Topographiquement, le V. comprend deux parties: le Haut-Vallon (autrefois Les Montagnes), formé des communes des Verrières et de La Côte-aux-Fées et de l'ancienne commune des Bayards, à plus de 900 m d'altitude, et le Bas-Vallon (autrefois La Baronnie), constitué par les huit autres anciennes communes, entre 730 et 770 m. Arrosé par l'Areuse et ses affluents, le Bas-Vallon est un synclinal pratiquement fermé à ses extrémités, hormis des passages naturels étroits et escarpés, à quelque 1000 m: à l'est, La Clusette et les gorges de l'Areuse, et à l'ouest, les gorges de Noirvaux (entre Buttes et Sainte-Croix) et le défilé du Haut de la Tour (entre Saint-Sulpice et le plateau des Verrières). Si une voie romaine ou gallo-romaine n'est pas attestée, il semble que la plus ancienne route reliant le V. à l'extérieur soit la Vy Saulnier (route du sel), entre Buttes (Longeaigue), La Côte-aux-Fées et le fort de Joux (Franche-Comté). Très déclive, la rampe de Saint-Sulpice, dite Chemin de la Chaîne, n'est aménagée qu'au XIIIe s. Un autre chemin, la Vy aux Moines, relie le prieuré Saint-Pierre de Môtiers à l'abbaye de Montbenoît (Franche-Comté) par Boveresse, Monlési et la vallée de la Brévine. La route de La Clusette n'est mentionnée qu'à partir du XIVe s.
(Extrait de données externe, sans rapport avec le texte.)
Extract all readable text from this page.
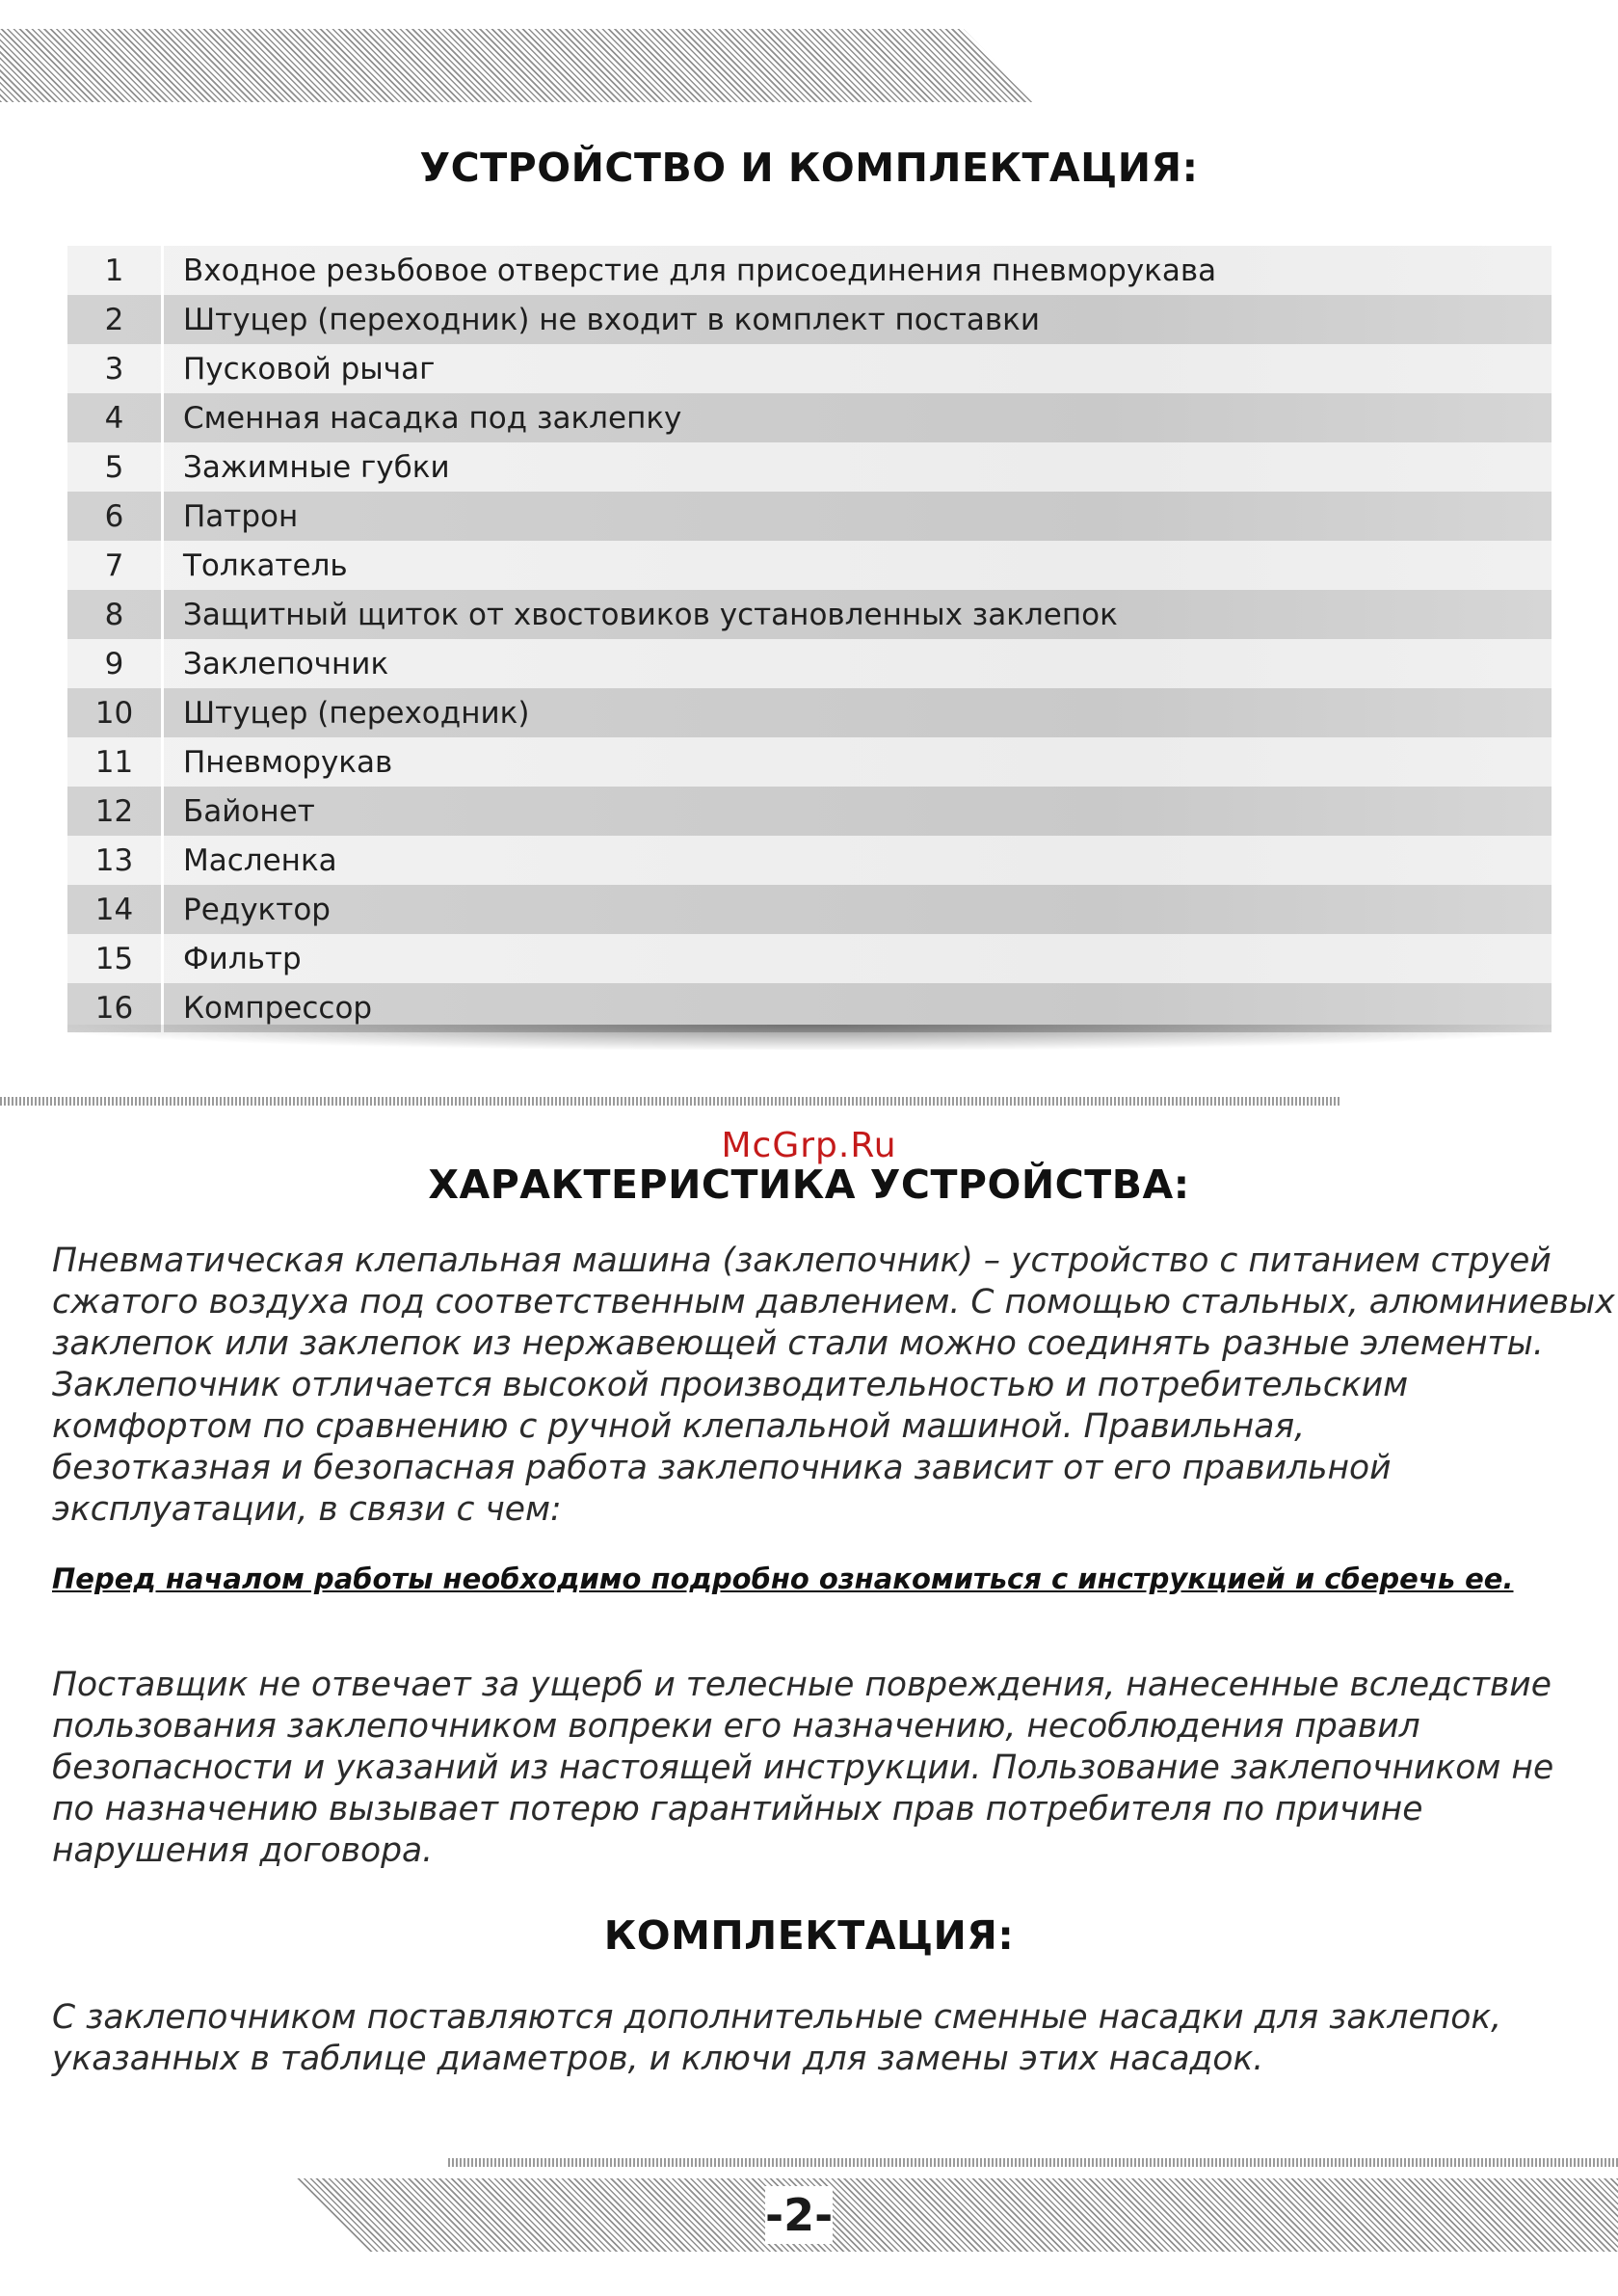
УСТРОЙСТВО И КОМПЛЕКТАЦИЯ:
1	Входное резьбовое отверстие для присоединения пневморукава
2	Штуцер (переходник) не входит в комплект поставки
3	Пусковой рычаг
4	Сменная насадка под заклепку
5	Зажимные губки
6	Патрон
7	Толкатель
8	Защитный щиток от хвостовиков установленных заклепок
9	Заклепочник
10	Штуцер (переходник)
11	Пневморукав
12	Байонет
13	Масленка
14	Редуктор
15	Фильтр
16	Компрессор
McGrp.Ru
ХАРАКТЕРИСТИКА УСТРОЙСТВА:
Пневматическая клепальная машина (заклепочник) – устройство с питанием струей
сжатого воздуха под соответственным давлением. С помощью стальных, алюминиевых
заклепок или заклепок из нержавеющей стали можно соединять разные элементы.
Заклепочник отличается высокой производительностью и потребительским
комфортом по сравнению с ручной клепальной машиной. Правильная,
безотказная и безопасная работа заклепочника зависит от его правильной
эксплуатации, в связи с чем:
Перед началом работы необходимо подробно ознакомиться с инструкцией и сберечь ее.
Поставщик не отвечает за ущерб и телесные повреждения, нанесенные вследствие
пользования заклепочником вопреки его назначению, несоблюдения правил
безопасности и указаний из настоящей инструкции. Пользование заклепочником не
по назначению вызывает потерю гарантийных прав потребителя по причине
нарушения договора.
КОМПЛЕКТАЦИЯ:
С заклепочником поставляются дополнительные сменные насадки для заклепок,
указанных в таблице диаметров, и ключи для замены этих насадок.
-2-
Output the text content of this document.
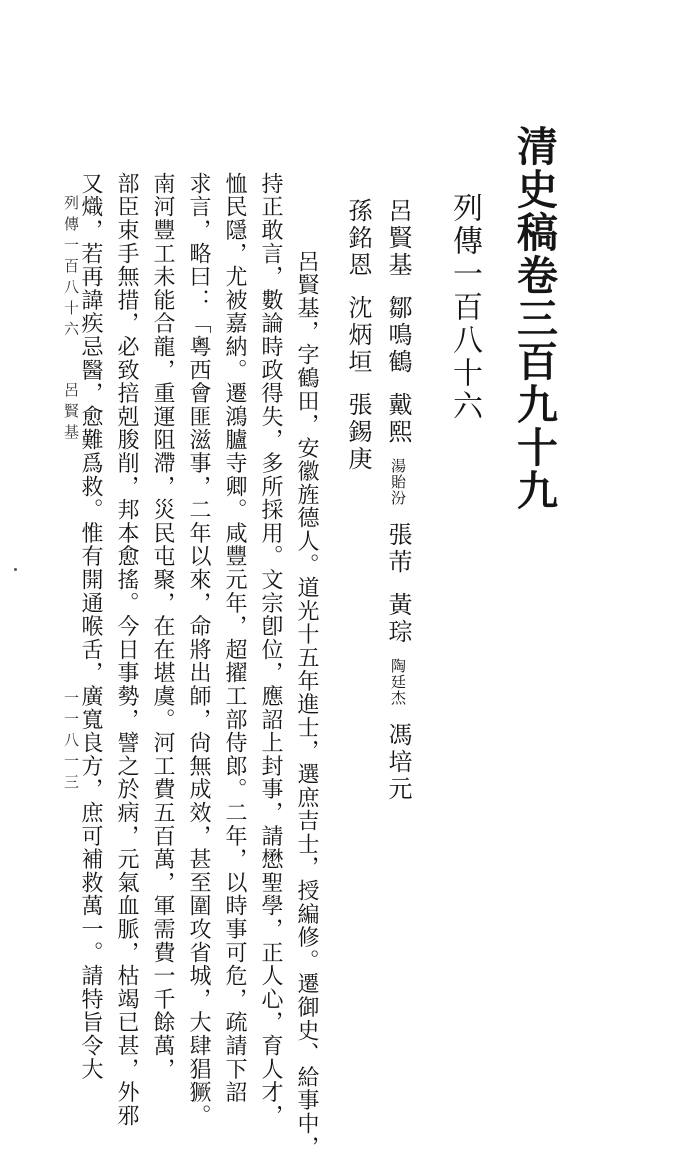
清史稿卷三百九十九
列傳一百八十六
呂賢基鄒鳴鶴戴熙湯貽汾張芾黃琮陶廷杰馮培元
孫銘恩沈炳垣張錫庚
呂賢基，字鶴田，安徽旌德人。道光十五年進士，選庶吉士，授編修。遷御史、給事中，
持正敢言，數論時政得失，多所採用。文宗卽位，應詔上封事，請懋聖學，正人心，育人才，
恤民隱，尤被嘉納。遷鴻臚寺卿。咸豐元年，超擢工部侍郎。二年，以時事可危，疏請下詔
求言，略曰：「粵西會匪滋事，二年以來，命將出師，尙無成效，甚至圍攻省城，大肆猖獗。
南河豐工未能合龍，重運阻滯，災民屯聚，在在堪虞。河工費五百萬，軍需費一千餘萬，
部臣束手無措，必致掊剋朘削，邦本愈搖。今日事勢，譬之於病，元氣血脈，枯竭已甚，外邪
又熾，若再諱疾忌醫，愈難爲救。惟有開通喉舌，廣寬良方，庶可補救萬一。請特旨令大
列傳一百八十六呂賢基
一一八一三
Route postale Neuchâtel-Pontarlier dès 1695. Au XIXe s., les trois routes principales sont notoirement améliorées: La Clusette en 1818, le tronçon de la route de France entre Fleurier (Pont de la Roche) et le plateau des Verrières (Haut de la Tour) en 1838, et les gorges de Noirvaux en 1843. Une liaison routière avec les Montagnes neuchâteloises est établie en 1829 entre Rosières et la vallée des Ponts. Le V. est pourvu de deux lignes ferroviaires: le Franco-Suisse sur le versant nord de la vallée (1860) et le Régional du Val-de-Travers au fond du synclinal (1883-1886). Il dispose d'un petit aérodrome à Môtiers depuis 1961.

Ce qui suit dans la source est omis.